Donald Trump nominated Sean Duffy as secretary of transportation earlier this week. The pick feels potentially more significant than those offered for the old-line cabinet positions.
When the outgoing administration was the incoming administration, Joe Biden generated much chatter regarding a successor when he nominated Pete Buttigieg as secretary of transportation. Despite Trump entering office as a lame-duck president, no such speculation greets Duffy. It should.
He overflows with the least discussed but arguably most important quality in winning national elections: likeability. In this sense, Duffy eclipses the leading contenders — JD Vance, Ron DeSantis, Nikki Haley — talked about as a potential successor to Donald Trump in the one category (forget about Allan Lichtman’s “keys”) that has carried the day in every presidential election in my lifetime.
And that lifespan suddenly matters. Yes, that he married a Mexican matters more politically in 2028 than it did on his wedding day. Yes, his enormous family itself constitutes a powerful voting bloc. Yes, Duffy hails from swing-state Wisconsin. But chronology matters here more than even geography.
The former congressman comes from Generation X, which earlier this month voted for Trump in greater proportions than Baby Boomers, Millennials, and Gen Z did. Generation X likes Duffy so much because we grew up with him on the most Generation X show on the most Generation X channel on the most Generation X medium (cable TV) during the decade when Generation X came of age.
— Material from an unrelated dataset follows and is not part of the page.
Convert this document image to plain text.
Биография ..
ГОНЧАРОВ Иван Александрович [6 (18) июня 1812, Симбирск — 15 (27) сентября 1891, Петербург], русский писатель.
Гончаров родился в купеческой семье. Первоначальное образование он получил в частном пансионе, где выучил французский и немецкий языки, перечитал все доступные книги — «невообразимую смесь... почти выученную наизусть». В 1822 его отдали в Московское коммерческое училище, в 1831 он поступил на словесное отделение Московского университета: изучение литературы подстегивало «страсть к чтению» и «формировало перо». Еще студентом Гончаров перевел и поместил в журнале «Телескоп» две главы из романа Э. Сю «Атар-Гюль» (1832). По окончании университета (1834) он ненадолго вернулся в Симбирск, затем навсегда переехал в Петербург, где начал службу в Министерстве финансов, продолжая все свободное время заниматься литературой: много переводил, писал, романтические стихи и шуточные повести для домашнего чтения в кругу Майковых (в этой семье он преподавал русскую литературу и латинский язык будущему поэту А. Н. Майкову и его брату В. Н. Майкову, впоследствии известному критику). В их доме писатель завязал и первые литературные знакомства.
We met Sean Duffy on MTV’s The Real World during the 1990s. And therein lies a tale. The producers set him up as the token conservative upon which the rest of the house, disproportionately political and liberal, could use as a pinata (the fate of past characters fitting his mold). The producers selected Duffy to serve as the outlier to the Stanford afro-centrist Kameelah, the bisexual Genesis, halfway-hippie guy Jason from Colorado, and feminist Montana on the Boston iteration of the show. Duffy flipped the script. He came across as uber-likable, befriended most of his housemates, and always emerged from confrontations as the more sympathetic character. The fact that he competed in lumberjack competitions increased viewer interest in him. He parlayed that popularity to a seat in Congress representing Wisconsin.
One of the strange ironies of MTV — when it still wielded enormous cultural significance — involves how its 1990s promotion of left-wing politics — overtly through the “Rock the Vote” and “Choose or Lose” campaigns that it pushed, and covertly, if not subtly, through its programming — backfired.
Yes, MTV aggressively pushing gay characters in its reality shows altered public perception. And its producers feeding participants questions — e.g., “Boxers or briefs?” — in staged forums further humanized liberal politicians. But one cannot help but notice that the generation MTV sought to mold and the most successful of its programming’s graduates lean right.
Trump nominating Duffy serves as merely the latest illustration of this. Oregonian Kennedy acted as the quirky, left-of-the-dial VJ before reemerging as a libertarian voice on Fox News and elsewhere. Louisianan Theo Von, beyond quirky if apolitical on Road Rules, memorably interviewed Donald Trump during this election cycle and serves as one of many non-mainstream comics to gather a mainstream audience through podcasts. Ohioan Mike Mizanin did not fare as well as Duffy in the unofficial role of conservative yokel on The Real World; he subsequently parlayed the wrestling persona “The Miz” he debuted on MTV into two decades and counting with the WWE, which includes two runs as champion. Rachel Campos, who starred on Real World: San Francisco, the series’ most memorable season, and later married Duffy, now serves as a regular on Fox News. Even Beavis and Butthead moved right.
MTV did not plan it this way. But Gen X, mistakenly dubbed the most apolitical generation largely by Baby Boomers imagining their goofy, self-righteous activism necessarily metastasized to coming parts of the body politic, rebelled against the masters of reality television who could not, ultimately, master reality.
And given that in all but Biden’s term Baby Boomers have occupied the Oval Office since 1993 (a time of shrinking power on the world stage, declining GDP growth, and ballooning debt), four years from now seems about time the generation of Elon Musk and Dave Chappelle and Tiger Woods and Molly Ringwald take its turn in the presidency.